Ok. So I haven’t read all of the responses that are posted but I’ve skimmed them and want to play devil’s advocate a little bit.
Maybe, the LW’s husband started chatting up this woman, in an innocent manner and happened to enjoy the conversation or whatever. Then later, he could have realized that this woman thought there was more to this “relationship” than there actually was and he then decided to not engage her further, but also not encourage her. At this point he worries that his wife will be upset because she’ll think “he lead this woman on” but he doesn’t believe he did, and therefore he just lets it be and hopes this new girl fades on her own. When she doesn’t, the husband gets “caught” and LW gets upset and writes in here with her version of what happened.
I truly don’t believe that this man was being malicious in his action, and I think the LW was telling us about the DUIs etc., so that we’d take her side in this problem. I really don’t think enough info is given here to give the husband in this situation as much grief as it appears he has been given.
He’s sleeping with her.
For God’s sake, wake up. Think about these questions. Why the hell are these two ‘friends’ texting each other behind your back? What motivated him to lose weight? Why is she covering for him? Why is he deleting texts? Why does the story keep changing? Why is this random woman, that you don’t even know for God’s sake, lecturing you about your husband’s right to have female friends?
“I lied but I never cheated.”
Riiiiight. Course not. And I’ll bet he said that with big, sad Bambi-eyes too.
Hey, Brain Surgeon,
MOA – you’re a smart lady, you had to have doubts that this would work out before you married him. As was said earlier, Get out, get (STD) tested, get therapy.

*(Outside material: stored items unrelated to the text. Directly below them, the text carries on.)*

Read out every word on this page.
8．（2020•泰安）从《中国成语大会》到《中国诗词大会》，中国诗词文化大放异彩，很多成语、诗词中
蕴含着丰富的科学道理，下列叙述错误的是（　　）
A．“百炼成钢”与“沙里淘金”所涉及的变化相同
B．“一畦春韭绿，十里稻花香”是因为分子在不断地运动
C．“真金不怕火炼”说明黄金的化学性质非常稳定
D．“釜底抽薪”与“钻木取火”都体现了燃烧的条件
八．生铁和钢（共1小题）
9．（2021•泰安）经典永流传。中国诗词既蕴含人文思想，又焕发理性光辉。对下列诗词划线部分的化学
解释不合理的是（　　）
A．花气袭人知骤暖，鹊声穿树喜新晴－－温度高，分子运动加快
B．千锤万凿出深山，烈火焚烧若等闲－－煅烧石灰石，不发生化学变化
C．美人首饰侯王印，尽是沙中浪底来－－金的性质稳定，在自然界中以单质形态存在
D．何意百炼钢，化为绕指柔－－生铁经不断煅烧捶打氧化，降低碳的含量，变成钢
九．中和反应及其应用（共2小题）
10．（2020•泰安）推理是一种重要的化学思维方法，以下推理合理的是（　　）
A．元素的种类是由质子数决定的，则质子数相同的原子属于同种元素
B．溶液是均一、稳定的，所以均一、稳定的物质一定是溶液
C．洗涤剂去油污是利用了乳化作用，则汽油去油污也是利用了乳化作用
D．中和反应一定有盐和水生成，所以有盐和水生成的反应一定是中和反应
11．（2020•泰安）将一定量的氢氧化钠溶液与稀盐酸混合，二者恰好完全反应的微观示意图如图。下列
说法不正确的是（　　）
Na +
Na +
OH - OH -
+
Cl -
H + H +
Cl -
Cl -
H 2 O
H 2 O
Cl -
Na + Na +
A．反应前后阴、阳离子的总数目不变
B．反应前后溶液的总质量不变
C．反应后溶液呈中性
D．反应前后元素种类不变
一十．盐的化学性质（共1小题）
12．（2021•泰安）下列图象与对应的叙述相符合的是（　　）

I’m not buying that his relationship with the other woman is only friendship. She’s texting him and he’s erasing them. SAY WHAT! I have women friends and I tell my wife everything. He and the other woman are covering up more then friendship.
What is a neuroscience PhD candidate doing with a guy who didn’t even have his GED? Talk about using her as a meal ticket. LW, MOA and find a nice guy in your program.
I feel for the LW. I have been down her road and would not want to do it again. I say the problem is the difference in status in the relationship—and this conclusion came after $1000s of therapy, reading books, time and introspection. We live in a culture where it is still NOT okay for the woman to be so far above the man, as witnessed by your education. He probably feels vastly inferior and is trying to prop himself up with booze, and now the affair, two classic tools of people with low self esteem to navigate the pressures of a status conscious society.
AA is his decision, or not.
I suggest Al-Anon for you, a. 12 Step program based on the 12 Steps of AA, for friends and families of alcoholics. No one tells you what to believe (the Steps are based on a “God” of each person’s understanding–it isn’t necessary to call that God). No one judges or gives advice, but through working the Steps and learning about the illness and practicing different solutions, and hearing others’ “experience, strength and hope” you can gain understanding and hope for your own life (as well as compassion for the alcoholic).
I am experiencing a similar situation.
My partner has in occasion said he would like to spend time with a female friend, former coworker. know that he hasn’t seen her in several years but they keep in touch via email or text.
I just found out that he has invited her out to sporting event and is paying for her ticket!
He purchased the tickets from a colleague and when I asked him who he was going with he said he was going to try and sell the other ticket at work.
He hasn’t told me he’s going with this woman..
We have been having marital issues for the last couple of years but decided to try and make it work.
I’m not sure if I can put up with this though because who knows what the next steps would be.
The woman is also in a relationship, I don’t know if her partner is aware of their plans either.
Should I confront him?
How do you know he is going with her?